[MSN] Putin orders nationwide art inventory

Ellie Bruggeman ellie at bruggemansolutions.com
Thu Aug 10 22:47:07 CEST 2006


Putin orders nationwide art inventory

By HENRY MEYER
ASSOCIATED PRESS WRITER

MOSCOW -- President Vladimir Putin ordered top officials to conduct a nationwide inventory of 50 million artworks at Russian museums, concerned that other treasures may be missing following the theft of $5 million worth of valuables from the famed Hermitage.

Putin on Thursday told Cabinet officials to set up a commission by Sept. 1 to conduct the inventory, the president's office said. Federal Security Service chief Nikolai Patrushev and Interior Minister Rashid Nurgaliyev were among the officials tapped for the commission.

Russian authorities say that only a quarter of the country's artworks have been inventoried since a check began six years ago, the first such survey since the closing years of the Soviet Union.

The July 31 announcement that $5 million worth of valuables - including jewelry, religious icons, silverware and richly enameled objects - had been stolen from the State Hermitage Museum in St. Petersburg became known only after a routine inventory last fall.

Authorities so far have recovered 16 of the stolen items, including a gold-and-silver cross and two icons that police retrieved Thursday from a railway luggage office in St. Petersburg after a tip from an anonymous caller.

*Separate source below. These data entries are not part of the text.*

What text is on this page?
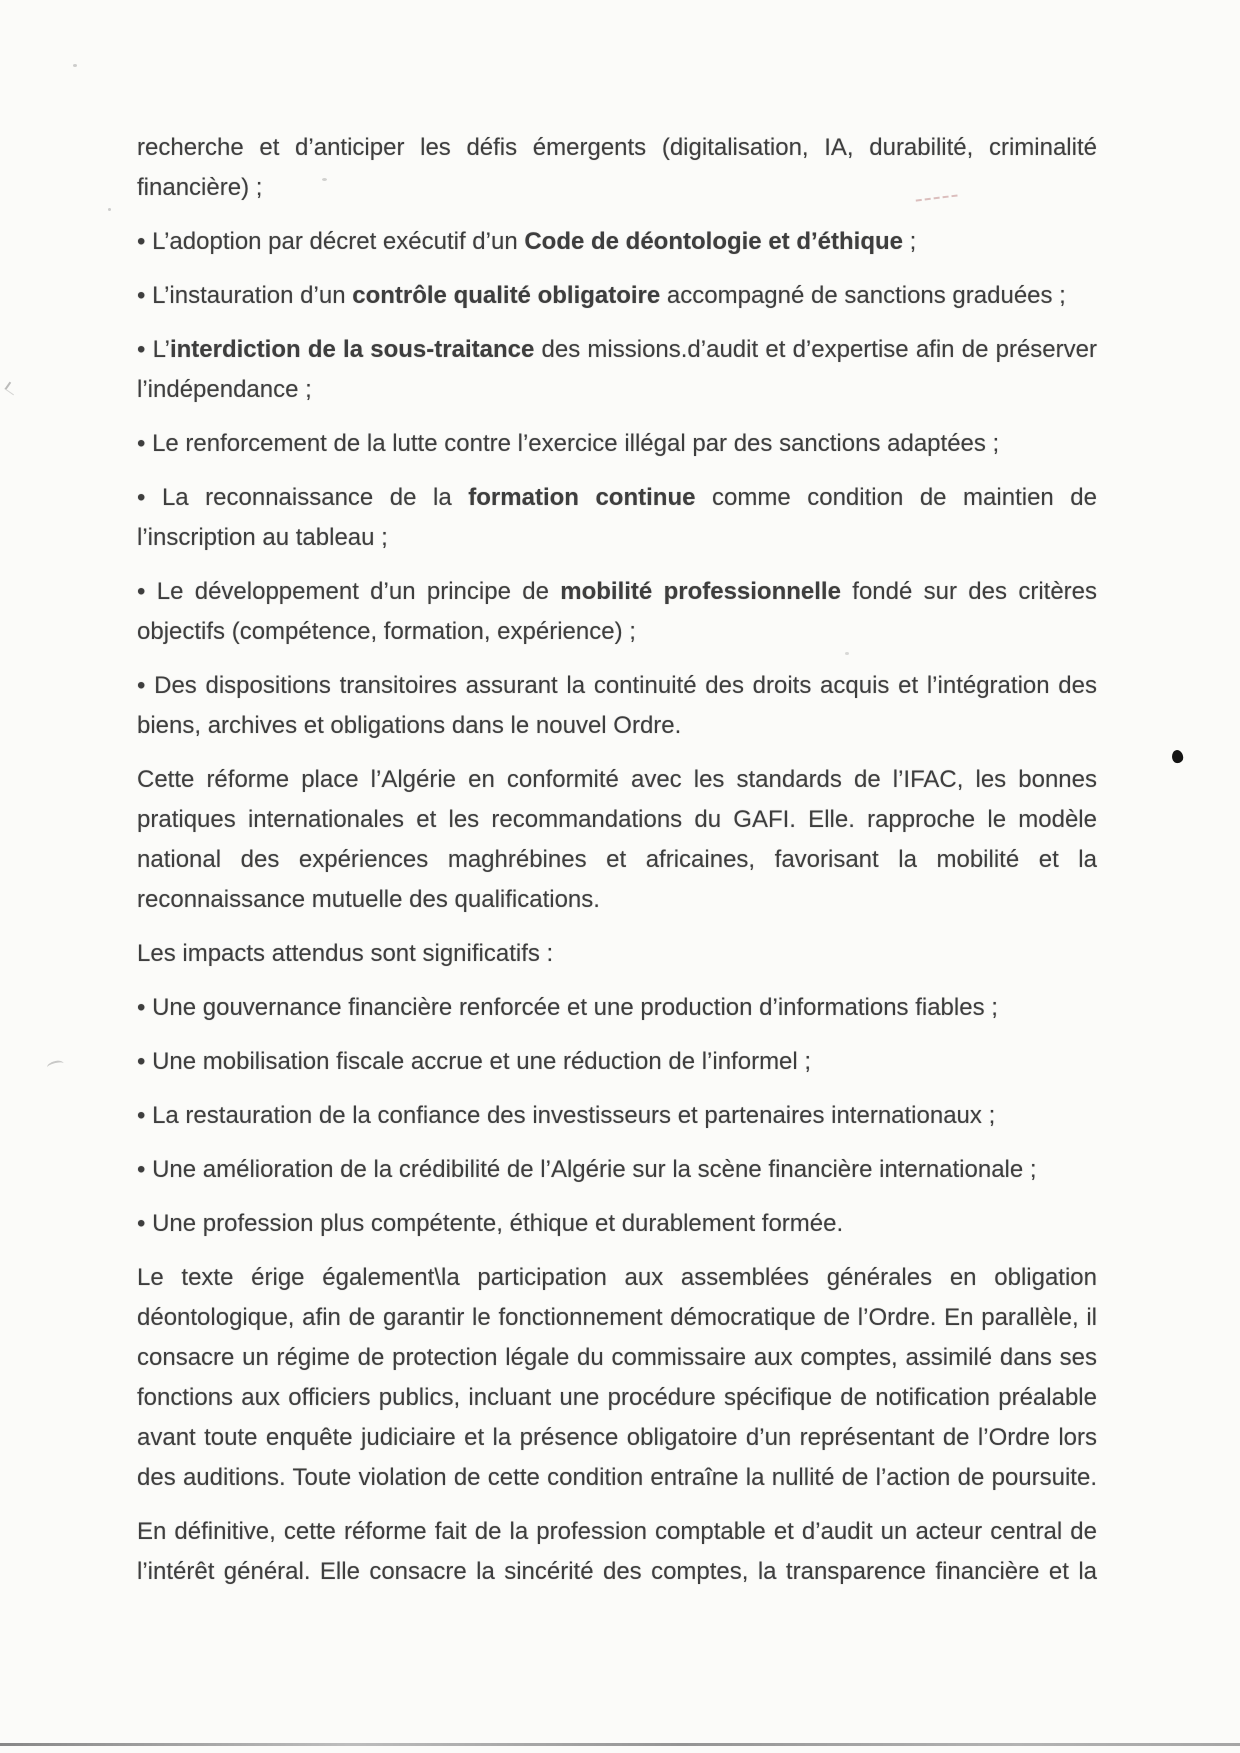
recherche et d’anticiper les défis émergents (digitalisation, IA, durabilité, criminalité
financière) ;
• L’adoption par décret exécutif d’un Code de déontologie et d’éthique ;
• L’instauration d’un contrôle qualité obligatoire accompagné de sanctions graduées ;
• L’interdiction de la sous-traitance des missions.d’audit et d’expertise afin de préserver
l’indépendance ;
• Le renforcement de la lutte contre l’exercice illégal par des sanctions adaptées ;
• La reconnaissance de la formation continue comme condition de maintien de
l’inscription au tableau ;
• Le développement d’un principe de mobilité professionnelle fondé sur des critères
objectifs (compétence, formation, expérience) ;
• Des dispositions transitoires assurant la continuité des droits acquis et l’intégration des
biens, archives et obligations dans le nouvel Ordre.
Cette réforme place l’Algérie en conformité avec les standards de l’IFAC, les bonnes
pratiques internationales et les recommandations du GAFI. Elle. rapproche le modèle
national des expériences maghrébines et africaines, favorisant la mobilité et la
reconnaissance mutuelle des qualifications.
Les impacts attendus sont significatifs :
• Une gouvernance financière renforcée et une production d’informations fiables ;
• Une mobilisation fiscale accrue et une réduction de l’informel ;
• La restauration de la confiance des investisseurs et partenaires internationaux ;
• Une amélioration de la crédibilité de l’Algérie sur la scène financière internationale ;
• Une profession plus compétente, éthique et durablement formée.
Le texte érige également\la participation aux assemblées générales en obligation
déontologique, afin de garantir le fonctionnement démocratique de l’Ordre. En parallèle, il
consacre un régime de protection légale du commissaire aux comptes, assimilé dans ses
fonctions aux officiers publics, incluant une procédure spécifique de notification préalable
avant toute enquête judiciaire et la présence obligatoire d’un représentant de l’Ordre lors
des auditions. Toute violation de cette condition entraîne la nullité de l’action de poursuite.
En définitive, cette réforme fait de la profession comptable et d’audit un acteur central de
l’intérêt général. Elle consacre la sincérité des comptes, la transparence financière et la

The announcement earlier this week of the disappearance of a famous late architect's drawings from the Russian State Archive of Literature and Art - and charges that employees were to blame - furthered concern that other cultural treasures at cash-strapped Russian institutions may also be missing.

Officials only realized that the drawings had disappeared when nine of them - worth millions of dollars - were sold in June at Christie's. The British auction house later canceled the sales.

Three suspects have been detained in the Hermitage robberies, including the son and husband of a late curator who had been in charge of the collection.

The curator's husband, Nikolai Zavadsky, has acknowledged that he and his late wife were involved in the theft of some of the items, his lawyer told The Associated Press. Defense lawyer Lyudmila Mikhailova said that Zavadsky maintained that his wife had smuggled only 53 items of lesser value since 1987 - including spoons, sugar bowls and small icons - which he had then pawned.

The thefts have highlighted lax security and antiquated record-keeping at Russian institutions and underscored the funding crisis that has plagued museums and archives since the 1991 Soviet collapse.

Amid suggestions that low salaries for staff were partly to blame for the pilfering, Hermitage director Mikhail Piotrovsky said that pay for museum curators could be increased. Piotrovsky also said that the museum would spend $5.5 million next year on security, including electronic monitoring of staff entering and leaving the museum collections.

About 50 to 100 thefts are registered each year in Russian museums, officials say. Although outright robberies are less frequent because of new security measures, inside jobs are increasing.

In 2000, more than 300 masterpieces were reported stolen from Moscow's State Historical Museum and 180 objects later disappeared from the armory collection of the Peter and Paul Fortress in St. Petersburg.